Unlike when I first moved to the state almost 20 years ago, you don’t see many people with their checkbooks in hand at the checkout line anymore, thanks to the debit/ATM card. Minnesota, more than any other place I’d visited, had a love affair with the checkbook.
Cup of coffee? Hang on while I write this check. Minnesotans seemed to write checks for everything.
That all ended when the debit/credit card replaced it, but are the heady days of checkbooks in the back pocket about to return?
Bank of America announced today that it’s going to start charging $5 a month for its customers who use debit cards.
The announcement coincides with the October 1 start of the Dodd-Frank Act’s Durbin amendment, which caps fees banks can charge merchants for processing debit cards to 21 cents per transaction, potentially costing banks billions of dollars in fee income.
Plug a leak somewhere, it’ll sprout somewhere else. There’s a reason why banks have the biggest buildings in most cities.
Wells Fargo has been testing a $3-a-month fee in some states to see if people will rebel against it. The test markets do not include Minnesota, however.
It’s not just the banks that are causing a big jump in plastic. VISA and Mastercard are planning to sharply raise the debit card transaction fees for small purchases for merchants, according to an analyst note today.
As the Associated Press reported, it’s going to change the way you pay for things…
Such a hike could pose problems for the operators of self-service kiosks like DVD rentals, which would have to deal with a big increase without alienating customers, the analyst said.
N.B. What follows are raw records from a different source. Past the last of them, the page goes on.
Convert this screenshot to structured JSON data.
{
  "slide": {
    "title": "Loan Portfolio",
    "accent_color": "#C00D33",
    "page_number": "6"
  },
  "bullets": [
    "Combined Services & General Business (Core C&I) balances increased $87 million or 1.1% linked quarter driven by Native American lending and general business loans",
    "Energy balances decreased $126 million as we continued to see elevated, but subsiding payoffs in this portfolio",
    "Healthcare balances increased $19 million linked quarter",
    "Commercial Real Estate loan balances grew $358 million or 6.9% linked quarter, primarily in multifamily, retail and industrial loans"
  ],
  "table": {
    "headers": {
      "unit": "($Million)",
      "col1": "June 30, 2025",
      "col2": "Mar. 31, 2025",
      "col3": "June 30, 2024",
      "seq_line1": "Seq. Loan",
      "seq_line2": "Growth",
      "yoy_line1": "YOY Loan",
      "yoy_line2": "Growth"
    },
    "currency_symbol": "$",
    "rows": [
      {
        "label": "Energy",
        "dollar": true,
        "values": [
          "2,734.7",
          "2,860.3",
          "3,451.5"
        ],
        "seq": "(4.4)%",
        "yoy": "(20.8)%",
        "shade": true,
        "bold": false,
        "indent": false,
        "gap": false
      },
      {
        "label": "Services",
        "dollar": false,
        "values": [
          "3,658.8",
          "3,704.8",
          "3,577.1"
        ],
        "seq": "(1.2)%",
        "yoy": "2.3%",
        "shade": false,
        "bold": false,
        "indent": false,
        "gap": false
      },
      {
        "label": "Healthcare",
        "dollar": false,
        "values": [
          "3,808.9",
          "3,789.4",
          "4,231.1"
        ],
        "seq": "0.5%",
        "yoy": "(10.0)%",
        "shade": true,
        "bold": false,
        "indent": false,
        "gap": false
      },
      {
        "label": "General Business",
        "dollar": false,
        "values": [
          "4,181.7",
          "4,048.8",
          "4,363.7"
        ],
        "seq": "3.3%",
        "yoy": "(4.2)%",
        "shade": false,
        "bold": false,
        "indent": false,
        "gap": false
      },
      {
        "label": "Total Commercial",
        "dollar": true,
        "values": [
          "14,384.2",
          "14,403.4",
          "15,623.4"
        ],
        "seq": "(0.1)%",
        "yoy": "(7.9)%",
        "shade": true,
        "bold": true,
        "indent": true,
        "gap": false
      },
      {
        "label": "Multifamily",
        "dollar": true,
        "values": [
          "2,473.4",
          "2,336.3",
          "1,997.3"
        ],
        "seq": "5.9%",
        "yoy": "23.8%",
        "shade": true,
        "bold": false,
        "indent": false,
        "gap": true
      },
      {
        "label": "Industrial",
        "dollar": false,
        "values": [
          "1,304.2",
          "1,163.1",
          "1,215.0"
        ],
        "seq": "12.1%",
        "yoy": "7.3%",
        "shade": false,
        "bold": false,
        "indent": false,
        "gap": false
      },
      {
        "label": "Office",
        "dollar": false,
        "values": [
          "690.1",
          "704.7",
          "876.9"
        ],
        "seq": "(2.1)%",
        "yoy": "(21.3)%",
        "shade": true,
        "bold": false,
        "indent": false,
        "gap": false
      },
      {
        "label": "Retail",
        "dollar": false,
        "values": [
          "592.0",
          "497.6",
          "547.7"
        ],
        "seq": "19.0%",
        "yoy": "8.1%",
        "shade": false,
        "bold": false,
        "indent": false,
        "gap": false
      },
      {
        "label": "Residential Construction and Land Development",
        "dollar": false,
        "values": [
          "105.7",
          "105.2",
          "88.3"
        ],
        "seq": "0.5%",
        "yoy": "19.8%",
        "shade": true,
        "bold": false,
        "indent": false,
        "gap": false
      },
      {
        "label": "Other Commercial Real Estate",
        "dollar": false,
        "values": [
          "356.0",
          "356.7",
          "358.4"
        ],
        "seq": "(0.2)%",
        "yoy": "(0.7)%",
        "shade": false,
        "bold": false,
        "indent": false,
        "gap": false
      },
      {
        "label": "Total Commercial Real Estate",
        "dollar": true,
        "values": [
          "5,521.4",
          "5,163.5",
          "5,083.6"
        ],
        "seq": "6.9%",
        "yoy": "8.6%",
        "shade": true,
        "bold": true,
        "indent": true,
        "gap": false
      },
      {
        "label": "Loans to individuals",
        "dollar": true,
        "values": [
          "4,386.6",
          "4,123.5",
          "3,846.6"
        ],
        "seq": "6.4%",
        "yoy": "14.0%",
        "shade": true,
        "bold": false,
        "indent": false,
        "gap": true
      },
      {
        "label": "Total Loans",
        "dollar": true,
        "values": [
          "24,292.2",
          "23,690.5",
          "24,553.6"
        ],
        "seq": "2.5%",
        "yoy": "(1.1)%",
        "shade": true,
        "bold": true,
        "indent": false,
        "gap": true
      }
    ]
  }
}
It also risks alienating important merchants like Starbucks Corp. that rely on small purchases, he said. “These operators will be violently opposed to this price change,” and could slow down their investments in new technology needed to accept mobile payments in response, Janney Capital Markets analyst Thomas McCrohan said. It will also “reinforce merchants’ view that the networks are not friends of merchants.”
And the increased costs of transactions undoubtedly will be passed along to consumers. Will gas stations again have a two-tiered pricing system — one for debit/credit and one for cash? Will your $1.84 coffee go to $2?
And, most important, are you the consumer going to accept the cost of debit cards or change the way you pay for things? Will cash make a comeback? Is the checkbook still alive?